Distributed soft real-time applications often involve multiple jobs that are executed on different processing units. Hence, resource competitions among these applications can be on any processing unit in the system. However, due to distributed nature of these applications, each processing unit may not have the knowledge about the workload on other processing units. Therefore, scheduling decisions made by individual processing units about their local job execution orders may not be optimal for the applications to which the jobs belong with respect to meeting the applications' end-to-end deadlines. In this paper, we first introduce a metric to measure, at a local processing unit, the risk of a distributed soft real-time application missing its end-to-end deadline. Second, based on the metric, we develop a local deadline assignment algorithm, i.e., the delay-impact-based (DIB) local deadline assignment algorithm. With the DIB algorithm, distributed processing units can independently schedule their local job sets based on the assigned job deadlines with maximized successful ratio of meeting distributed real-time applications' end-to-end deadlines. We empirically compare the DIB algorithm with three commonly used local deadline assignment algorithms, i.e., the OLDA, Pure, and Norm algorithms. The experimental results show that the DIB algorithm has clear advantage over the OLDA, Pure, and Norm approaches - it results in up to 50%, 35%, and 35% higher successful ratio than the OLDA, Pure, and Norm approaches with respect to meeting application's end-to-end deadlines, respectively. Furthermore, for those applications that do miss their end-to-end deadlines, the application execution delay ratio resulted by the DIB algorithm is also up to 300%, 50%, and 150% smaller comparing to the other three approaches.

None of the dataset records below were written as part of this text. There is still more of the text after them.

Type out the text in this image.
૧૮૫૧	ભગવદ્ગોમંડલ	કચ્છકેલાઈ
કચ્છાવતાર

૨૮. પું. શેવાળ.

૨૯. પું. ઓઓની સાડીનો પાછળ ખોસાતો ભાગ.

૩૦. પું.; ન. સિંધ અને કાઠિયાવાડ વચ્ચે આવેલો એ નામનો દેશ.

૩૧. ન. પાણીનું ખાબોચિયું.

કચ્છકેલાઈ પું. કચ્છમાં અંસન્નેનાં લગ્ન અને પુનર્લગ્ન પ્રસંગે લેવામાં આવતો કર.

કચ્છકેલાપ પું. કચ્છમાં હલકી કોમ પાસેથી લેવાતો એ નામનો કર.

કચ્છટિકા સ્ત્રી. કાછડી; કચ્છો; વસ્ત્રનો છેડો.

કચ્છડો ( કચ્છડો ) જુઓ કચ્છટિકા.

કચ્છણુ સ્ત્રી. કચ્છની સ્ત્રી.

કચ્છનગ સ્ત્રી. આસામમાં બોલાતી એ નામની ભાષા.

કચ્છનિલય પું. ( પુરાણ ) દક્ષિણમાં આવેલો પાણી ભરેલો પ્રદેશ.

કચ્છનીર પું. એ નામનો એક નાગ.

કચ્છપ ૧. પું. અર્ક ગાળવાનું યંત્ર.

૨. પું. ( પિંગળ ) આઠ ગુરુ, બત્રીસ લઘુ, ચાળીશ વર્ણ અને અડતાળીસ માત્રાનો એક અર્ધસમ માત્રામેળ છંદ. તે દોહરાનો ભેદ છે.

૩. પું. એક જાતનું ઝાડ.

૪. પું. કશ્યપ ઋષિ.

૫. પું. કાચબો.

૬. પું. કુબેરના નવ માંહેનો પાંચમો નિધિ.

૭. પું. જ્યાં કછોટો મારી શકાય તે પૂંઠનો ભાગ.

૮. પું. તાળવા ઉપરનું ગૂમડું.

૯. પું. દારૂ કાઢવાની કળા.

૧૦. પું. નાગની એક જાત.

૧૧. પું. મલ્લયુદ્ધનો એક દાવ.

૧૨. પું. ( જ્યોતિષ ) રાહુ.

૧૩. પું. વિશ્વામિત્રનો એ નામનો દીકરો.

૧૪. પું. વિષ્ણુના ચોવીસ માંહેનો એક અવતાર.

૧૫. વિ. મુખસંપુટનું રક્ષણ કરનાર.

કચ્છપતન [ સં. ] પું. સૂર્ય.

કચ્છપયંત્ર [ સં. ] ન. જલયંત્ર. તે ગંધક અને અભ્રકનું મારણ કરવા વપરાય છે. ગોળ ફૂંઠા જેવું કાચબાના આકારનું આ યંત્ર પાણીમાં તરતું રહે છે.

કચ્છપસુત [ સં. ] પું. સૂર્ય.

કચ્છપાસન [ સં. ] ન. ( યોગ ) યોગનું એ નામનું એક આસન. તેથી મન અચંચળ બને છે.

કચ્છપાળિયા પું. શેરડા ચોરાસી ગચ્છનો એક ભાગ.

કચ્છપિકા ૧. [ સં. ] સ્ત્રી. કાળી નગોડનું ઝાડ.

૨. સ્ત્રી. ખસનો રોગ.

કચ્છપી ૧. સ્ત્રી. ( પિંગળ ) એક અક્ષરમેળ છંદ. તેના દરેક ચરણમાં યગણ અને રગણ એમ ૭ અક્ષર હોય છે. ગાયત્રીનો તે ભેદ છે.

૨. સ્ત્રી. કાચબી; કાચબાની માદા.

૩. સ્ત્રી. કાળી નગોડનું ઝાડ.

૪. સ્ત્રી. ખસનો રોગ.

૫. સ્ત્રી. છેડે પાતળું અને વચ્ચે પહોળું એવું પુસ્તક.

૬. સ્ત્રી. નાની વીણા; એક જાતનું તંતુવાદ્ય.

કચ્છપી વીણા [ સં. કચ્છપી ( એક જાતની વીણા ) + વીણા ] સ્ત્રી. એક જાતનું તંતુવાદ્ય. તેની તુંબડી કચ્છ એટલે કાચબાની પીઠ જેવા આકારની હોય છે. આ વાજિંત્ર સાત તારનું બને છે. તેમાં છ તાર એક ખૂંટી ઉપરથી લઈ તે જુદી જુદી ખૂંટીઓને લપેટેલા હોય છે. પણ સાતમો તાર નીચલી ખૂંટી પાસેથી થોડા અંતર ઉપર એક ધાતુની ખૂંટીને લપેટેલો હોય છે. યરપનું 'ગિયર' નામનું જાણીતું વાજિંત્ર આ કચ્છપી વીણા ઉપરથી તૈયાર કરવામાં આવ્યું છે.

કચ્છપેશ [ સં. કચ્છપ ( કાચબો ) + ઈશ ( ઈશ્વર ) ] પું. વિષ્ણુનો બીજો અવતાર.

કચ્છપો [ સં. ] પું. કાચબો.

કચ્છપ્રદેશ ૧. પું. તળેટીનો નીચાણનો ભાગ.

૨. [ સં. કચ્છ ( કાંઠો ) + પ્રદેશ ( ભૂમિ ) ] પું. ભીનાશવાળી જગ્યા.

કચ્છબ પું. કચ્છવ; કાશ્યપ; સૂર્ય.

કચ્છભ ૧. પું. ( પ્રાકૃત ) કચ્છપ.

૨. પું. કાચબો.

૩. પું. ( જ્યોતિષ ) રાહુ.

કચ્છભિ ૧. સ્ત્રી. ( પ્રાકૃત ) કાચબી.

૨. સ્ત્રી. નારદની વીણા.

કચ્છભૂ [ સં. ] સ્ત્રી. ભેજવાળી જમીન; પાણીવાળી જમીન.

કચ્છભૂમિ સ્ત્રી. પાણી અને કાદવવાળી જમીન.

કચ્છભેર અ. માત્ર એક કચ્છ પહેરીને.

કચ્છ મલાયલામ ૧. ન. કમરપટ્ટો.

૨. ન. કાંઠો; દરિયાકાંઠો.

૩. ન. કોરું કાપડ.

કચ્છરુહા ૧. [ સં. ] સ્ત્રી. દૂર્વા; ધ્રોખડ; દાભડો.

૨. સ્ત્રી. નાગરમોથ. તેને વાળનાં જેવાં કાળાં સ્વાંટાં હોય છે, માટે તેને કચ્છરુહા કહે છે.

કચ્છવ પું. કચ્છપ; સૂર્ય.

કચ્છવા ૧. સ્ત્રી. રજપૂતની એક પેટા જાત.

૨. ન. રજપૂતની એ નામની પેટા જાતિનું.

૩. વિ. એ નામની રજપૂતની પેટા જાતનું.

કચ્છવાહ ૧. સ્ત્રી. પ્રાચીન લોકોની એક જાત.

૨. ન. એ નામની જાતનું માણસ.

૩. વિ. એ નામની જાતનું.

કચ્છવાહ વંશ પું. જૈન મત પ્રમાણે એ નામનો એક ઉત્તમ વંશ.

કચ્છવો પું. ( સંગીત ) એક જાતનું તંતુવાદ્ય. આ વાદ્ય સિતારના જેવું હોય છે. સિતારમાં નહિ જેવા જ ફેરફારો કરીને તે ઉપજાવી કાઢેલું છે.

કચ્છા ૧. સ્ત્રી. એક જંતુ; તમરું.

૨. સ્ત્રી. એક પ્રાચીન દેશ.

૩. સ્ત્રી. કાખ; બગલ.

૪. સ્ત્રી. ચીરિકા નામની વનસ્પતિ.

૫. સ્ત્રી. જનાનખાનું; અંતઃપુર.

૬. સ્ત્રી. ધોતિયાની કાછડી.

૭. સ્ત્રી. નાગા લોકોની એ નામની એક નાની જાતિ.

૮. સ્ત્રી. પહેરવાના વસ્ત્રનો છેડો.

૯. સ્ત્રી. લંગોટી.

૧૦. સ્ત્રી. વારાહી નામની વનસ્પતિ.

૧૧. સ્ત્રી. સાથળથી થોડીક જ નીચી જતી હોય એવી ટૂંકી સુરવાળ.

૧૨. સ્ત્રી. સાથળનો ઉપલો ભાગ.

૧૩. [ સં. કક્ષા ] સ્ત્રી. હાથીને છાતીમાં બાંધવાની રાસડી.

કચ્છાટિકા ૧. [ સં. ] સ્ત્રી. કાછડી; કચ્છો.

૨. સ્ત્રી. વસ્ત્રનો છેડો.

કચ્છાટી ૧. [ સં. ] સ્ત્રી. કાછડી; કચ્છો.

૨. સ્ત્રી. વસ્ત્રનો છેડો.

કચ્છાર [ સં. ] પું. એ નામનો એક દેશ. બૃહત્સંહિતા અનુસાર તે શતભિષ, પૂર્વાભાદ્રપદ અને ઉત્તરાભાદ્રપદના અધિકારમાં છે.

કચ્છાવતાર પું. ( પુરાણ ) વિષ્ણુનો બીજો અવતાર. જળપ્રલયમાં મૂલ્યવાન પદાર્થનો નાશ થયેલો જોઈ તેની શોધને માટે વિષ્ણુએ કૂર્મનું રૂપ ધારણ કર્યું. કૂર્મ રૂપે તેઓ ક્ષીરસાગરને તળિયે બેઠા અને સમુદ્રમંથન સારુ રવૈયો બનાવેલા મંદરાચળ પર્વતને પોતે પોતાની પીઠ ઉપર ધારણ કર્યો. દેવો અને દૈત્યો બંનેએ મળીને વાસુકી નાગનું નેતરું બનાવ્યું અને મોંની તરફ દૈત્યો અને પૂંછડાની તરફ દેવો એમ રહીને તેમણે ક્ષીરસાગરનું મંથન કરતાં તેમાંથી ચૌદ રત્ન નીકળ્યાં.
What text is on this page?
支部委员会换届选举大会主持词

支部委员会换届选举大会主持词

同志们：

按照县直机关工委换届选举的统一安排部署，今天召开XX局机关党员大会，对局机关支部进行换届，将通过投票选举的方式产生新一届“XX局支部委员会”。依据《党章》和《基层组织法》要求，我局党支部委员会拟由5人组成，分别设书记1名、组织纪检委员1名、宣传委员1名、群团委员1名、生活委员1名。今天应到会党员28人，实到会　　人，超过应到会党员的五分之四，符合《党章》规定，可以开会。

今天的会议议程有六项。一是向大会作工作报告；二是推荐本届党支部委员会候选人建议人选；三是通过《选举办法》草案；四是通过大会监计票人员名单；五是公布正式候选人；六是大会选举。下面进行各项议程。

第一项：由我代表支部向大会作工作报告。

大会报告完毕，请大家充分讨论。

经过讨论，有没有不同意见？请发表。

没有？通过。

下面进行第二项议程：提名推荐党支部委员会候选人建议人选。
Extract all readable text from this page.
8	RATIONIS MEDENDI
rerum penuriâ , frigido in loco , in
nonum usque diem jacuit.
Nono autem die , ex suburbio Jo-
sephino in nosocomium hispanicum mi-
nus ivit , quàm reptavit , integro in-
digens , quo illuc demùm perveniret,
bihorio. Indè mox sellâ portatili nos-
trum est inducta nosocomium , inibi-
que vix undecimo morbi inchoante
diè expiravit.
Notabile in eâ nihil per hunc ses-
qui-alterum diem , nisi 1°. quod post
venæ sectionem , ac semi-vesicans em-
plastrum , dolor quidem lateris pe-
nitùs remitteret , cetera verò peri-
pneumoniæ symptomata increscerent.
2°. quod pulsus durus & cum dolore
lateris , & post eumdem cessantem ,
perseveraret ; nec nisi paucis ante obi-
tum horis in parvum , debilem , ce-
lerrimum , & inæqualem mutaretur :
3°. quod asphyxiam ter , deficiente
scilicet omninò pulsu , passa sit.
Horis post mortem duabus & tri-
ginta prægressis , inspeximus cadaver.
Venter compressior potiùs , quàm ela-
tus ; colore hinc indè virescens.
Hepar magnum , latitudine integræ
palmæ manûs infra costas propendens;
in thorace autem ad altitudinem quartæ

分布式软实时应用在线调度中基于延迟影响的本地截止时间分配
分布式软实时应用程序通常涉及在不同处理单元上执行的多个作业。因此,这些应用程序之间的资源竞争可以发生在系统中的任何处理单元上。然而,由于这些应用程序的分布式特性,每个处理单元可能不了解其他处理单元上的工作负载。因此,就满足应用程序的端到端截止日期而言,单个处理单元对其本地作业执行顺序所做的调度决策可能不是作业所属应用程序的最佳决策。在本文中,我们首先引入一个度量来度量在本地处理单元上分布式软实时应用程序错过端到端截止日期的风险。其次,基于度量,我们开发了一种局部截止日期分配算法,即基于延迟影响(delay-impact-based, DIB)的局部截止日期分配算法。使用DIB算法,分布式处理单元可以根据分配的作业截止日期独立调度本地作业集,最大限度地提高满足分布式实时应用程序端到端截止日期的成功率。我们将DIB算法与三种常用的局部截止日期分配算法,即OLDA、Pure和Norm算法进行了实证比较。实验结果表明,DIB算法比OLDA、Pure和Norm方法具有明显的优势——在满足应用程序的端到端截止日期方面,它的成功率分别比OLDA、Pure和Norm方法高50%、35%和35%。此外,对于那些确实错过了端到端截止日期的应用程序,与其他三种方法相比,DIB算法导致的应用程序执行延迟比也要小300%、50%和150%。
本文章由计算机程序翻译,如有差异,请以英文原文为准。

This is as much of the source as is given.